Mais enfin, me direz-vous, c’est le commentaire. Que dit le texte constitutionnel lui-même ? Chaque ligne pourrait donner lieu à un article, mais l’essentiel se résume en ceci: la Confédération et les cantons sont mêlés et confondus dans une nouvelle entité: L’ÉTAT SUISSE. Dans un intelligent compte rendu de la réaction vaudoise à cette notion, un journaliste de Suisse orientale s’écrie qu’il s’agit là d’une fatale erreur de traduction, le texte allemand conservant le mot traditionnel: «Eidgenossenschaft». Mais c’est l’auteur du texte français, M. Jean-François Aubert, qui a raison, car il s’agit bien d’une entité nouvelle, l’État suisse, Bund und Kantone, réunis, mêlés et collaborant, et non de l’antique Confédération, ensemble des cantons ayant délégué des pouvoirs délimités à un organe central, le Bund. En d’autres termes, les Chambres fédérales acquièrent dans le projet la totale compétence législative, le principe de l’art.3 de la Constitution de 1874 étant aboli.

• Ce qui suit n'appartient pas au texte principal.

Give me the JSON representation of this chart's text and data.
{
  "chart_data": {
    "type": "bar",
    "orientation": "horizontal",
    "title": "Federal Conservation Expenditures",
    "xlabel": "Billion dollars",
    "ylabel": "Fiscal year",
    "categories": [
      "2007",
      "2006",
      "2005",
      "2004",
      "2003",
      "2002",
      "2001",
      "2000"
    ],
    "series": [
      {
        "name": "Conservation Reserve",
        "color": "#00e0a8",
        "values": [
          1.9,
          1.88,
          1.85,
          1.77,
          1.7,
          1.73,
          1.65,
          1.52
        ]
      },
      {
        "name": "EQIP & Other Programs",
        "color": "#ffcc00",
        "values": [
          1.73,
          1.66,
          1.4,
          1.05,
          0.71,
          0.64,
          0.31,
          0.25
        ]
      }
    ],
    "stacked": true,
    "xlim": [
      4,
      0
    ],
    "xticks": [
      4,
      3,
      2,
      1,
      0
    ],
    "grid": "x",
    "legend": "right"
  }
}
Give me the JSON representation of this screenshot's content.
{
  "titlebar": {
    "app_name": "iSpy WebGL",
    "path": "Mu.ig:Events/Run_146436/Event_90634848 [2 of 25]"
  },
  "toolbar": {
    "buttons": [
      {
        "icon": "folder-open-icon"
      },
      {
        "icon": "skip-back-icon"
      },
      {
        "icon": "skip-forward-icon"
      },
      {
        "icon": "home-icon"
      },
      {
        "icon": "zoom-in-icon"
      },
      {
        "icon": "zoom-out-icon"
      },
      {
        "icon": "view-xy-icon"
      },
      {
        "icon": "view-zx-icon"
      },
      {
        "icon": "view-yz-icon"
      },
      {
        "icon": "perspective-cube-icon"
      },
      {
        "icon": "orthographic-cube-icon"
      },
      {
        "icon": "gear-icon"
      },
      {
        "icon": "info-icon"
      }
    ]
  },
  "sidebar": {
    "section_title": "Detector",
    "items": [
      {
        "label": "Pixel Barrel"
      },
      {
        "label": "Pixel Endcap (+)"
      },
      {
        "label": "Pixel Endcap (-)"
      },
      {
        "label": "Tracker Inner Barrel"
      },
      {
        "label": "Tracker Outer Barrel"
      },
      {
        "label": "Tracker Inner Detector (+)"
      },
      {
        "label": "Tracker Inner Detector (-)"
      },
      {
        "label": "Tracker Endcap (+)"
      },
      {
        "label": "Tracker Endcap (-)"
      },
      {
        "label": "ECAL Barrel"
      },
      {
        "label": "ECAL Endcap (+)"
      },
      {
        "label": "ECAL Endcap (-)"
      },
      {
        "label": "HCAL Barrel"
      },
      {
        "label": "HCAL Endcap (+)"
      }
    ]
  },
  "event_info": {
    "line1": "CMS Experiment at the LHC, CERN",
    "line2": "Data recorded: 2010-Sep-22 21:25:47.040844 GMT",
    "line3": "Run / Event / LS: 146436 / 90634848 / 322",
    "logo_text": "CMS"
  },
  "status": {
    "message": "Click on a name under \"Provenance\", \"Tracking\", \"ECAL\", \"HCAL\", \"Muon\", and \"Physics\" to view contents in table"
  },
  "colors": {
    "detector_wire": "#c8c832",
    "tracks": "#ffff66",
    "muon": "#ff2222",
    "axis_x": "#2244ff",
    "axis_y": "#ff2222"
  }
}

L’intervention du peuple et des cantons sera, de ce fait, exclue lorsqu’il s’agira d’étendre les compétences du pouvoir central. Celui-ci les prendra lui-même; même pour les responsabilités (nouveau terme) qui sont laissées à titre principal aux cantons, les Chambres adopteront des lois-cadres. Plus de régime d’urgence en matière constitutionnelle, car rien ne limitera plus. la sphère d’action du législateur fédéral.
C’est ce que M. Furgler et ses professeurs appellent renouveler et revitaliser le fédéralisme ! On se demande ce que ce terme peut encore signifier pour eux quand on lit: «Enfin il ne suffit pas de transférer à la Confédération certaines compétences cantonales rigoureusement déterminées, ou d’adapter les lois, prévoyant des subventions, pour redonner au fédéralisme cette nouvelle vitalité dont il a un urgent besoin».»Il ne suffit pas !» Ainsi revitalise-t-on le fédéralisme en transférant au Bund la compétence législative générale ! Vie et mort du fédéralisme, ces deux mots ont le même sens sous la signature de M. Furgler. En contrepartie, on donne aux Grands Conseils cantonaux deux hochets: trois Grands Conseils pourront présenter une initiative ou un référendum. Comme si les cantons minoritaires et mécontents du législateur fédéral cessaient d’être soumis à la majorité en acquérant le droit de soumettre une proposition au peuple suisse ? Le moindre grain d’autonomie ferait mieux notre affaire.
Jusqu’à présent, l’État siégeait au Château cantonal et la Confédération au Palais fédéral. Dorénavant, l’État sera partout, monstre à mille pattes et vingt-sept têtes, dont la plus grosse ne tardera pas à dévorer les vingt-six autres, Catoblépas d’un nouveau type.
La nausée nous contraint de nous arrêter dans la description d’un texte qui, dans chacune de ses lignes, est indigne de ses auteurs et de ses lecteurs, dans sa forme comme dans son fond.
Marcel Regamey[1]
[1]24 Heures (Lausanne) du 6-7 mai 1978. Nous sommes heureux de reproduire ici ces deux articles de Marcel Regamey qui mettent en lumière divers aspects particulièrement nocifs de la nouvelle constitution proposée au peuple suisse (réd.) Reproduit avec l’autorisation de l’auteur.